8. The method of claim 6, wherein,

when the output network is a molecular prediction network, the molecular application input comprises: the molecule to be predicted represents a sequence; the molecular application output comprises: and the molecules to be predicted represent predicted values corresponding to the sequences.

9. A training apparatus for a molecular understanding model, comprising:

an obtaining module, configured to obtain pre-training data, where the pre-training data includes: a first molecule represents a sequence sample and a second molecule represents a sequence sample, the first molecule represents a sequence sample and the second molecule;

the processing module is used for processing the first molecular representation sequence sample by adopting the molecular understanding model to obtain pre-training output;

and the updating module is used for calculating a pre-training loss function according to the pre-training output and the second molecular representation sequence sample, and updating the parameters of the molecular understanding model according to the pre-training loss function.

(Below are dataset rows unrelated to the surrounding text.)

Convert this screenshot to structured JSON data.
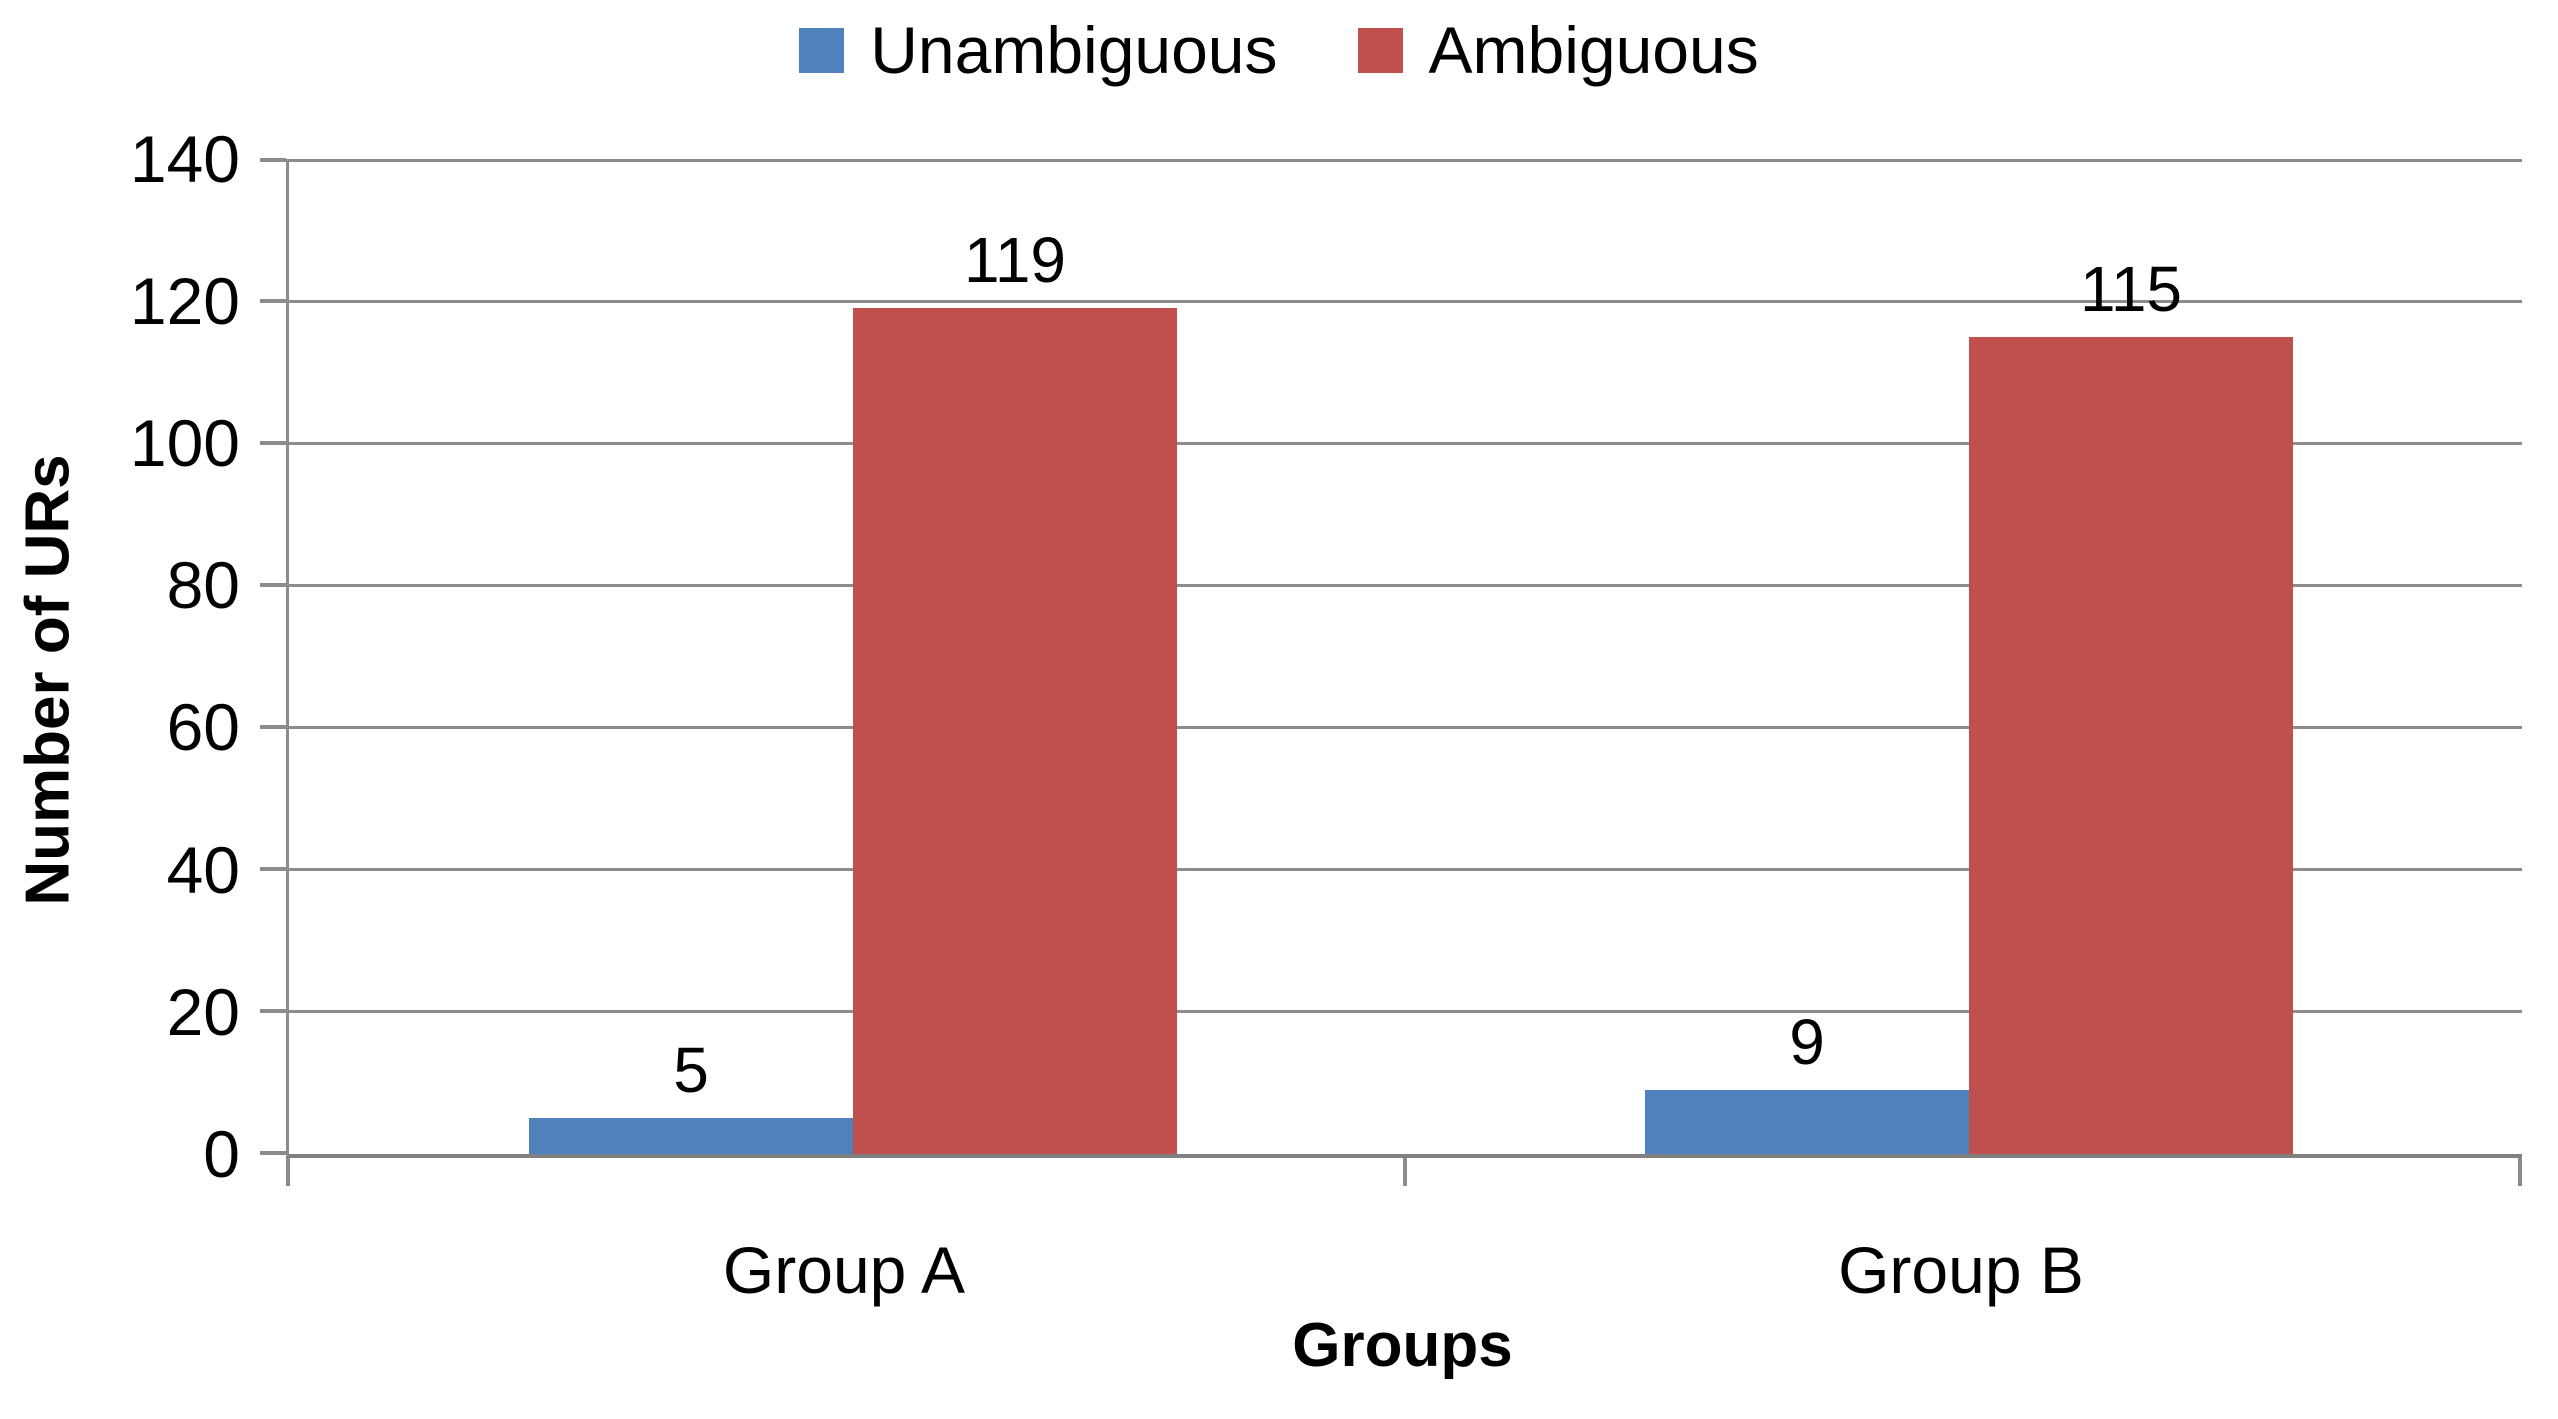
{
  "chart_data": {
    "type": "bar",
    "title": "",
    "categories": [
      "Group A",
      "Group B"
    ],
    "series": [
      {
        "name": "Unambiguous",
        "color": "#4F81BD",
        "values": [
          5,
          9
        ]
      },
      {
        "name": "Ambiguous",
        "color": "#C0504D",
        "values": [
          119,
          115
        ]
      }
    ],
    "xlabel": "Groups",
    "ylabel": "Number of URs",
    "ylim": [
      0,
      140
    ],
    "ytick_step": 20,
    "y_ticks": [
      "140",
      "120",
      "100",
      "80",
      "60",
      "40",
      "20",
      "0"
    ],
    "grid": "horizontal gray lines",
    "legend_position": "top center",
    "data_labels_shown": true,
    "axis_color": "#8C8C8C"
  }
}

10. The apparatus of claim 9, wherein,

the molecular understanding model comprises an encoder and a decoder;

11. The apparatus of claim 10, wherein,

12. The apparatus of claim 11, wherein the processing module is specifically configured to:

13. The apparatus of any one of claims 9-12,

14. A molecular processing apparatus based on a molecular model including a molecular understanding model obtained using two different molecular representation sequence samples of the same molecule and an output network, the molecular processing apparatus comprising:

a first processing module, configured to process a molecular application input by using the molecular understanding model to obtain a hidden layer output, where the molecular application input includes a fixed identifier when the output network is a molecular generation network;

and the second processing module is used for processing the hidden layer output by adopting the output network so as to obtain the molecular application output.

15. The apparatus of claim 14, the molecular application output comprising a sequence of molecular representations when the output network is a molecular generation network, wherein,

16. The apparatus of claim 14, wherein,

17. An electronic device, comprising:

at least one processor; and

a memory communicatively coupled to the at least one processor; wherein the content of the first and second substances,

the memory stores instructions executable by the at least one processor to enable the at least one processor to perform the training method of any one of claims 1-5 or the processing method of any one of claims 6-8.

18. A non-transitory computer readable storage medium storing computer instructions for causing a computer to perform the training method of any one of claims 1-5 or the processing method of any one of claims 6-8.

19. A computer program product comprising a computer program which, when executed by a processor, implements a training method according to any one of claims 1-5, or a processing method according to any one of claims 6-8.